Vous avez fait une passe pour les PADs ?
PM : La question qui s’est posée pour les autres livrables, plus que celle de la compression et du grain, c’est celle du contraste et de la densité. D’ailleurs l’avant-dernière version d’étalonnage du début du film était encore plus dense que la copie finale. On voulait garder la radicalité de cette densité, mais en voyant le film dans d’autres salles, sur d’autres écrans, il était clair qu’elle n’allait pas être reçue de la même façon, que le transport de cet étalonnage n’allait pas être maitrisable.

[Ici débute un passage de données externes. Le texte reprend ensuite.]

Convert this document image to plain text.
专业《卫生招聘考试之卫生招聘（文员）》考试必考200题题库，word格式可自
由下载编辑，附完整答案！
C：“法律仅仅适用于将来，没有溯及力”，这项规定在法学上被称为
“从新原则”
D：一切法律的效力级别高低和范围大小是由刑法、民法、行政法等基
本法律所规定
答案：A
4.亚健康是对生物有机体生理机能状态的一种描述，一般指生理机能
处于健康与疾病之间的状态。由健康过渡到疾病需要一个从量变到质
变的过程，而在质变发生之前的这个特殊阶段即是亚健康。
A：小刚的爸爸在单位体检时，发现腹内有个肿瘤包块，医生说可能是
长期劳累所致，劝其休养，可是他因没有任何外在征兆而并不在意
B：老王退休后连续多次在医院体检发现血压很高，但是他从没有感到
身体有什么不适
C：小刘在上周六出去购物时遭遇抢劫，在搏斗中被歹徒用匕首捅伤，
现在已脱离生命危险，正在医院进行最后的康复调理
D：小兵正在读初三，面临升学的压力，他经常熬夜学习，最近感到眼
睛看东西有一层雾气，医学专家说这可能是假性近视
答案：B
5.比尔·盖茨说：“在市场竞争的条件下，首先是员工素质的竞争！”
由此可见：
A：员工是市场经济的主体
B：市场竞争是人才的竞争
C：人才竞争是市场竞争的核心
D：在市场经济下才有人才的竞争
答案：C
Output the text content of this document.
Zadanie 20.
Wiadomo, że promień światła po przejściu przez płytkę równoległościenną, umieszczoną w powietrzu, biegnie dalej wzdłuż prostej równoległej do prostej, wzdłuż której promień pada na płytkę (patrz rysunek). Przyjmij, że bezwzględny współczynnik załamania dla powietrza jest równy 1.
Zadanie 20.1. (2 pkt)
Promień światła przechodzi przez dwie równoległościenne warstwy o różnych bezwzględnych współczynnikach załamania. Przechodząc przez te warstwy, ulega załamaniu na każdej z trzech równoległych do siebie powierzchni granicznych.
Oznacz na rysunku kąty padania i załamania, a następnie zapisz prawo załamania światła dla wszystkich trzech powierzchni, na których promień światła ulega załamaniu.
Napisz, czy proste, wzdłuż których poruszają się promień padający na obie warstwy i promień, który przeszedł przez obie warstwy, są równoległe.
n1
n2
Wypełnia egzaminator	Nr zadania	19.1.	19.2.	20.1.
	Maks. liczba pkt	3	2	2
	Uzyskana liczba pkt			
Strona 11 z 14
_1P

L’étalonnage a duré deux semaines chez TransPerfect Media, en projection. Ç’a été un étalonnage assez sobre, par rapport, par exemple, aux Reines du drame où on a tout juste eu le temps de tout faire. Là, on a été d’une très grande précision sur tout, un vrai travail de d’orfèvre, mais avec simplicité. À l’endroit des couleurs, c’était aussi relativement "modeste" : on a travaillé évidemment autour des peaux qui sont différentes pour chaque film, mais le sujet c’était vraiment le contraste. En démarrant l’étalonnage, l’image du film était déjà là, Louise et Marine étaient contentes dans l’ensemble ; on a beaucoup travaillé, mais surtout à rendre tout plus fin et plus précis.